Examining the collections data by state reveals that the eastern states – New South Wales and Victoria – have led moves to improve their cash position, with these states placing the largest number of debts for collection in the March quarter of 2009.

Interestingly, D&B’s trade payments analysis reveals that businesses in NSW and Victoria were also the slowest to pay during the March quarter, averaging 58.8 and 59.2 days respectively to settle accounts.

Delaying bill payments for as long as possible is another tactic that businesses use to manage their cash flow, however, it can lead to an outstanding debt spiral that drags more and more firms into the late payment cycle.

Despite NSW and Victoria placing the largest number of debts for collection, the Northern Territory had the most significant uplift as compared with the March quarter 2008. Firms based in the Northern Territory increased their collections referrals by more than 50 percent.

Queensland firms experienced a similar uplift.

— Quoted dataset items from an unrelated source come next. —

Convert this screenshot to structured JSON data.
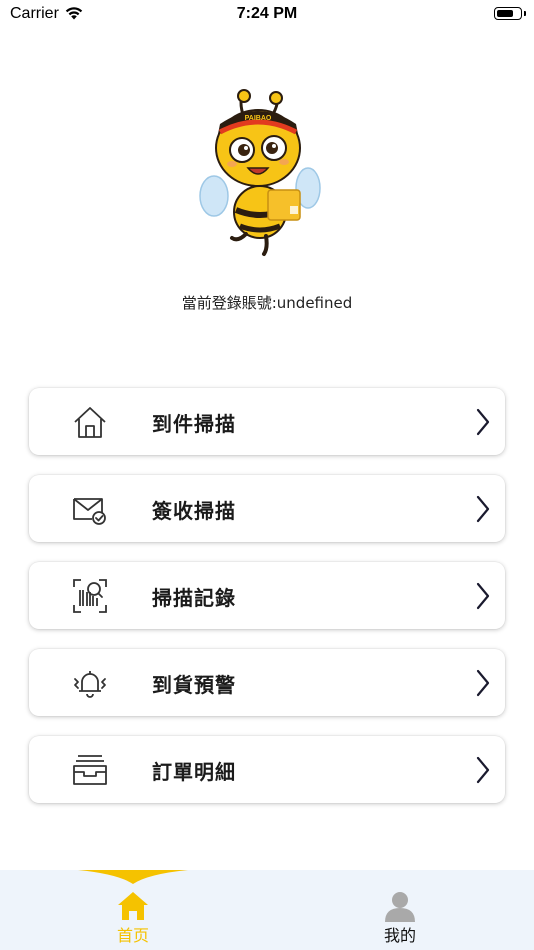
{
  "status_bar": {
    "carrier": "Carrier",
    "time": "7:24 PM",
    "wifi_icon": "wifi-icon",
    "battery_icon": "battery-icon",
    "battery_level": 0.7
  },
  "header": {
    "mascot_icon": "bee-mascot",
    "mascot_hat_text": "PAIBAO",
    "account_text": "當前登錄賬號:undefined"
  },
  "menu": {
    "items": [
      {
        "label": "到件掃描",
        "icon": "house-icon"
      },
      {
        "label": "簽收掃描",
        "icon": "envelope-check-icon"
      },
      {
        "label": "掃描記錄",
        "icon": "barcode-scan-icon"
      },
      {
        "label": "到貨預警",
        "icon": "bell-icon"
      },
      {
        "label": "訂單明細",
        "icon": "inbox-tray-icon"
      }
    ],
    "chevron_icon": "chevron-right-icon"
  },
  "tabbar": {
    "tabs": [
      {
        "label": "首页",
        "icon": "home-icon",
        "active": true
      },
      {
        "label": "我的",
        "icon": "user-icon",
        "active": false
      }
    ],
    "active_color": "#f5c200",
    "background": "#eef4fb"
  }
}
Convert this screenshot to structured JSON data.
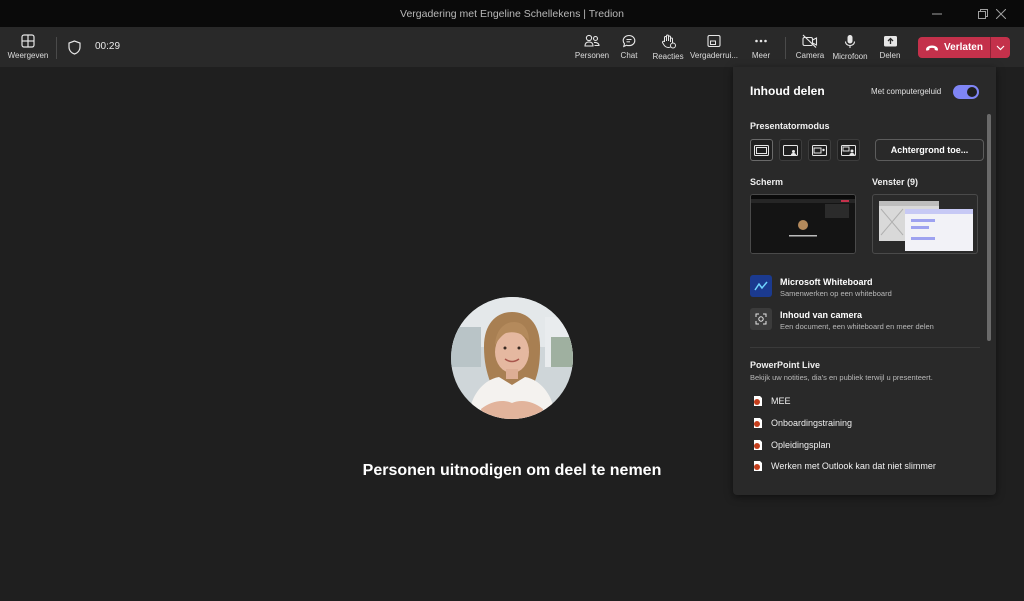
{
  "window": {
    "title": "Vergadering met Engeline Schellekens | Tredion"
  },
  "toolbar": {
    "view_label": "Weergeven",
    "timer": "00:29",
    "people_label": "Personen",
    "chat_label": "Chat",
    "reactions_label": "Reacties",
    "rooms_label": "Vergaderrui...",
    "more_label": "Meer",
    "camera_label": "Camera",
    "mic_label": "Microfoon",
    "share_label": "Delen",
    "leave_label": "Verlaten"
  },
  "stage": {
    "invite_text": "Personen uitnodigen om deel te nemen"
  },
  "share_panel": {
    "title": "Inhoud delen",
    "audio_label": "Met computergeluid",
    "audio_on": true,
    "presenter_mode_label": "Presentatormodus",
    "background_button": "Achtergrond toe...",
    "screen_label": "Scherm",
    "window_label": "Venster (9)",
    "options": [
      {
        "title": "Microsoft Whiteboard",
        "subtitle": "Samenwerken op een whiteboard",
        "icon": "whiteboard-icon"
      },
      {
        "title": "Inhoud van camera",
        "subtitle": "Een document, een whiteboard en meer delen",
        "icon": "camera-content-icon"
      }
    ],
    "powerpoint": {
      "title": "PowerPoint Live",
      "subtitle": "Bekijk uw notities, dia's en publiek terwijl u presenteert.",
      "files": [
        "MEE",
        "Onboardingstraining",
        "Opleidingsplan",
        "Werken met Outlook kan dat niet slimmer"
      ]
    }
  },
  "colors": {
    "accent": "#7f85f5",
    "leave": "#c4314b",
    "background": "#1f1f1f",
    "panel": "#292929"
  }
}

Analysing the value of debts referred for collection reveals that firms in NSW are chasing the largest outstanding debts. A 67 percent increase (the second largest percentage increase in debt values) in average debt values has left NSW firms trying to re-coup outstanding debts of more than $1,300.

The ACT accounted for the second-highest average debt values, following a 41 percent increase as compared with Q1 2008. This placed the ACT just ahead of Northern Territory based firms, whose average debt values rose by 73 percent to take them over the $1,000 mark.

Similar findings were also evident in D&B’s recent payment performance downgrades, with NSW, Queensland and the Northern Territory having the highest percentage of firms re-rated. More than 10 percent of firms in each state are now classified as a higher risk of paying their trade accounts in a delinquent manner.

These findings indicate that the economic downturn is likely to be prolonged and difficult for many firms, with cash flow expected to tighten further in the months ahead.

Christian says Australian firms have recognised that a relaxed attitude towards collections is no longer sufficient – in this new environment effective cash-flow management is critical to ensuring the ongoing sustainability of business.

"When the economy was booming executives were able to take a relaxed approach to their receivables process without suffering significant detrimental impacts.

"However, in the current environment where cash flow is of paramount importance, ineffective management of debtors will only result in your bill ending up at the bottom of the pile.

"Smart firms have realised the benefits of effective receivables in achieving a strong cash position and they have taken action to address poor payment behaviours," she says.